On Thursday, Republicans in the House failed to override President Donald Trump’s first two vetoes in office: a pipeline project that would bring safe drinking water to rural Colorado, and another that would return land to the Miccosukee Tribe of Indians in Florida. Their inability to block the president’s move signals their commitment to the White House over their prior support for the measures.
The Miccosukee have always considered the Florida Everglades as their home. So when Republicans in Congress voted to expand the tribe’s land base under the Miccosukee Reserved Area Act – legislation that would transfer 30 acres of land in the Everglades to tribal control – the Miccosukee were thrilled. After years of work, the move would have allowed the tribe to begin environmental restoration activities in the area, and better protect it from climate change impacts as extreme flooding and tropical storms threaten the land.

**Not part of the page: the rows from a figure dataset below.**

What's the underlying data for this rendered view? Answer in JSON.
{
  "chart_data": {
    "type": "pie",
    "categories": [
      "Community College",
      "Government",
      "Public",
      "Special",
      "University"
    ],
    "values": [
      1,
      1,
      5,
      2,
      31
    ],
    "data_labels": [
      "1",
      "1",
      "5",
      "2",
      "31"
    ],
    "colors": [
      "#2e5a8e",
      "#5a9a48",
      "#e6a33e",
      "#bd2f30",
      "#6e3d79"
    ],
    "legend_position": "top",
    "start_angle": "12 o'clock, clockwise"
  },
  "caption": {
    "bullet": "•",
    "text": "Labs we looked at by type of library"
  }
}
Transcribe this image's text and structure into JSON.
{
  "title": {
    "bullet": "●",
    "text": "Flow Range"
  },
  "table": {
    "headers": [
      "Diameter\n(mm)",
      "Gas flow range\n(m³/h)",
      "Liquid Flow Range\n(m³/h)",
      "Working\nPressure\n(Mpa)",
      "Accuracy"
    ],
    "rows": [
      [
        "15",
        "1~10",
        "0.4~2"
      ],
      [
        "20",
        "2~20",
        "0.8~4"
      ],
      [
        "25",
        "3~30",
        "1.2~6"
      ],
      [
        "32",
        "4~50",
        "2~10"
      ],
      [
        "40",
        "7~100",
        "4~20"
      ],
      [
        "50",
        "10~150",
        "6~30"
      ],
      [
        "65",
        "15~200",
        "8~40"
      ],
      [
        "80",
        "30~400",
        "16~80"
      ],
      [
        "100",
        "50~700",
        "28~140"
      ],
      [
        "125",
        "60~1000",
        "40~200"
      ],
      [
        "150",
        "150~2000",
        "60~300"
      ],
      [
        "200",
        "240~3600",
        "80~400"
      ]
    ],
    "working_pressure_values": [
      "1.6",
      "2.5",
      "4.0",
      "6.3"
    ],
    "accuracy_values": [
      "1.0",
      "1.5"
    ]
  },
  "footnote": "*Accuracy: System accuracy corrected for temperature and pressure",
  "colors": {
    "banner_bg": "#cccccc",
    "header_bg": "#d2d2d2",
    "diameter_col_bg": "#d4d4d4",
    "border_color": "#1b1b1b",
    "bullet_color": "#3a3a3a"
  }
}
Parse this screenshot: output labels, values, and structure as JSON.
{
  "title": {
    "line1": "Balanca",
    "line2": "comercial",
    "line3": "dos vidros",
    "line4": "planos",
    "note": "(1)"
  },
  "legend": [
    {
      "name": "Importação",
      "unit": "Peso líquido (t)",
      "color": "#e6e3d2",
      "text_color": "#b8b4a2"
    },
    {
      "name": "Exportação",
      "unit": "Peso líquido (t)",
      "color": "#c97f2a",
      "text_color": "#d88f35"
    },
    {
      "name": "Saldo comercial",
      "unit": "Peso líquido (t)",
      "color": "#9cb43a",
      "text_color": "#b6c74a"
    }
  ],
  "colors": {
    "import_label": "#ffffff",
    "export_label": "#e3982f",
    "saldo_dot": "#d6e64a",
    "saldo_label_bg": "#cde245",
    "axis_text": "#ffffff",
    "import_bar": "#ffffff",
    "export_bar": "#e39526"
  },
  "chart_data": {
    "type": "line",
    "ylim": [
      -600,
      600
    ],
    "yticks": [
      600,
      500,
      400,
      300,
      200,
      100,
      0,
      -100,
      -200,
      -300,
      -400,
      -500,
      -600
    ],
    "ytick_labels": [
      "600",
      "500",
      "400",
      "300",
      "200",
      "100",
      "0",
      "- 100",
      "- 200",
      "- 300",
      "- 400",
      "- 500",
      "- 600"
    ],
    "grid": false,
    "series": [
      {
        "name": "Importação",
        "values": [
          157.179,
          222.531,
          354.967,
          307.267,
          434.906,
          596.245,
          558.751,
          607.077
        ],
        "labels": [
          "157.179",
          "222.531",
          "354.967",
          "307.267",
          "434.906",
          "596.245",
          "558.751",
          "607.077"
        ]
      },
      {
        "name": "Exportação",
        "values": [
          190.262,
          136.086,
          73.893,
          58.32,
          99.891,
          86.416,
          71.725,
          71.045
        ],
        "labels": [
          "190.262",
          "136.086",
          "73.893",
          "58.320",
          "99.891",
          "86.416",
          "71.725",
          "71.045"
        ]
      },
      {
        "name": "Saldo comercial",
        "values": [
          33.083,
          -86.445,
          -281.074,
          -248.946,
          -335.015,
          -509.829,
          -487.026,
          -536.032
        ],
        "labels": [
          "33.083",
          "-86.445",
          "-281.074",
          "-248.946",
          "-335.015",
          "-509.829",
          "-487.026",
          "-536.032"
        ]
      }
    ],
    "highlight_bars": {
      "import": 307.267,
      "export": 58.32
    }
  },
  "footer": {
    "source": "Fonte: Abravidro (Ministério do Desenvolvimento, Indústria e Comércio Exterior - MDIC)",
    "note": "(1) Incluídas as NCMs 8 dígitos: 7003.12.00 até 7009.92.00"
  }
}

A portion of the Miccosukee Indian Reservation in Florida’s Everglades known as a tree island, Thursday, July, 11, 2024.
Rebecca Blackwell / AP Photo
“The measure reflected years of bipartisan work and was intended to clarify land status and support basic protections for tribal members who have lived in this area for generations,” wrote Chairman Cypress in a statement last week. “Before the roads and canals were built, and before Everglades National Park was created.”
The act was passed on December 11th, but on December 30th, President Donald Trump vetoed it; one of only two vetoes made by the administration since he took office. In a statement, Trump explained that the tribe “actively sought to obstruct reasonable immigration policies that the American people decisively voted for when I was elected,” after the tribe’s July lawsuit challenging the construction of “Alligator Alcatraz”, an immigration detention center in the Everglades.
“It is rare for an administration to veto a bill for reasons wholly unrelated to the merits of the bill,” said Kevin Washburn, a law professor at University of California Berkeley Law and former assistant Secretary of Indian Affairs for the Department of the Interior. Washburn added that while denying land return to a tribe is a political act, Trump’s move is “highly unusual.”
When a tribe regains land, the process can be long and costly. The process, known as “land into trust” transfers land title from a tribe to the United States, where the land is then held for the benefit of the tribe and establishes tribal jurisdiction over the land in question. When tribal nations signed treaties in the 19th century ceding land, any lands reserved for tribes, generally, reservations, were held by the federal government “in trust” for the benefit of tribes—meaning tribal nations don’t own these lands despite their sovereign status.
Almost all land into trust requests are facilitated at an administrative level by the Department of Interior. The Miccosukee, however, generally must follow a different process. Recognized as a tribal nation by the federal government in 1962, the Miccosukee navigate a unique structure for acquiring tribal land where these requests are made through Congress via legislation instead of by Interior.
“It’s ironic, right?” said Matthew Fletcher, a law professor at the University of Michigan. “You’re acquiring land that your colonizer probably took from you a long time ago and then gave it away to or sold it to someone else, and then years later, you’re buying that land back that was taken from you illegally, at a great expense.”
While land into trust applications related to tribal gaming operations often meet opposition, Fletcher says applications, like the Miccosukee’s, are usually frictionless. And in cases like the Miccosukee Reserved Area Act which received bipartisan support at the state and federal levels, in trust applications are all but guaranteed.
On the House floor on Thursday before the vote, Florida’s Democratic Representative Debbie Wasserman Schultz said “this bill is so narrowly focused that [the veto] makes absolutely no sense other than the interest in vengeance that seems to have emanated in this result.” The bill’s sponsor, Republican Representative Carlos Gimenez of Florida, did not respond to requests for comment. In July last year, Gimenez referred to the Miccosukee Tribe as stewards of the Everglades, sponsoring the bill as a way to manage water flow and advance an elevation project, under protection from the Department of Interior, for the village to avert “catastrophic flooding.”
“What you’re asking is for people in the same political party of the guy who just vetoed this thing to affirmatively reject the political decision of the President,” Fletcher said.
The tribe is unlikely to see its village project materialize under Trump’s second term unless the outcome of this year’s midterms invites a Democratic-controlled House and Senate. Studies show that the return of land to tribes provides the best outcomes for the climate.